Second, Section 12 of the Lease states that “[t]he LESSEE shall at all times keep the leased premises, together with any buildings . . . free from all liens, mortgages, . . . except as may first be approved by the LESSOR . . . .” Id. In September, 2006, the Debtors, the Conservancy District, and the Bank entered into a “Consent and Agreement,” which granted Debtors permission to encumber their “interest in the lease and/or mortgage upon any residence, building or appurtenant improvements now or thereafter located on said leased premises . . . .” (Adv. Docket # 48, Trial Stipulations, Exh. G) (emphasis added). The Consent and Agreement also states that by entering into such agreement, the Board of the Conservancy District “approves the loan from Lender to Lessee in the amount of $240,750.00, to be secured by a mortgage upon the Lessee’s interest in the lease and/or security agreement upon [s]aid residence or other structure a[n]d improvements appurtenant thereto on the Conservancy District’s lot.” Id. at ¶ 1 (emphasis added). Moreover, “[i]n the event action is taken by the Conservancy District cancelling or forfeiting such lease, the Conservancy District will execute a new lease for said lot to Lender . . . for a period equal to the unexpired term of the cancel[l]ed or forfeited lease . . . .” Id. at ¶ 4.

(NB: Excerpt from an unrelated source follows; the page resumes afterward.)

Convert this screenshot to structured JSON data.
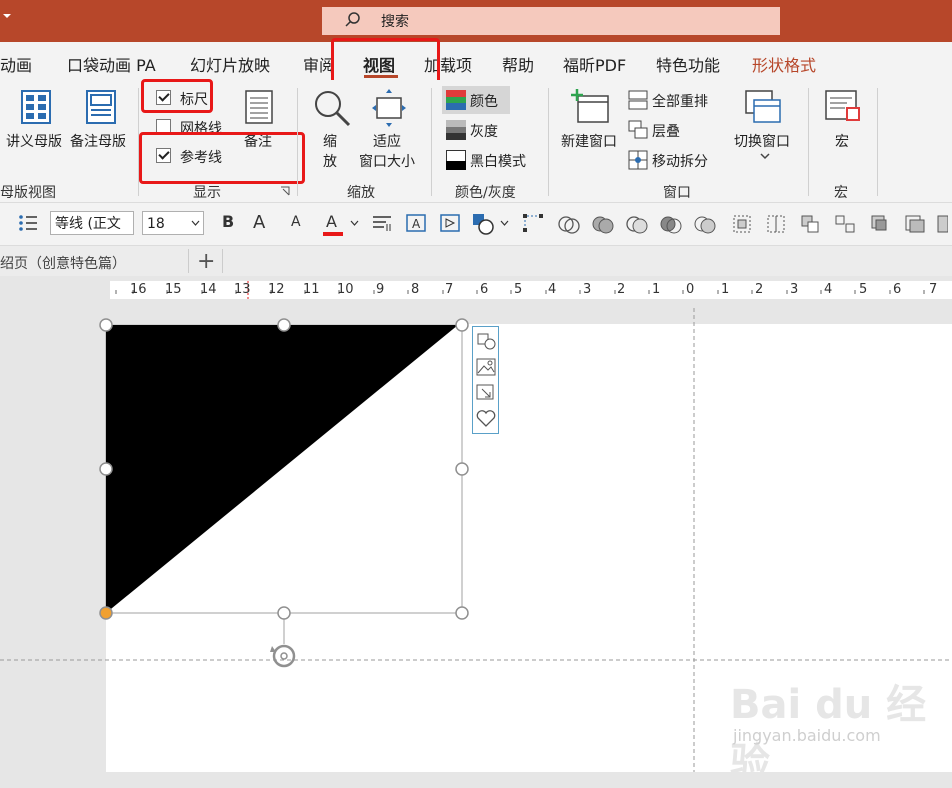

Third, under Section 18, Debtors’ ownership interest reverts to the Conservancy District in the event of a default. The Lease states specifically that if the Debtors default by failing to pay any part of the rent or failing to comply with applicable law, ordinance, rule, or regulation, “all right, title and interest of the LESSEE in the lease premises shall terminate and cease and shall revert to the LESSOR, together with the full right of LESSOR to re-enter upon said premises, take and possess the same, together with all buildings, structures, and improvements thereon . . . .” (Adv.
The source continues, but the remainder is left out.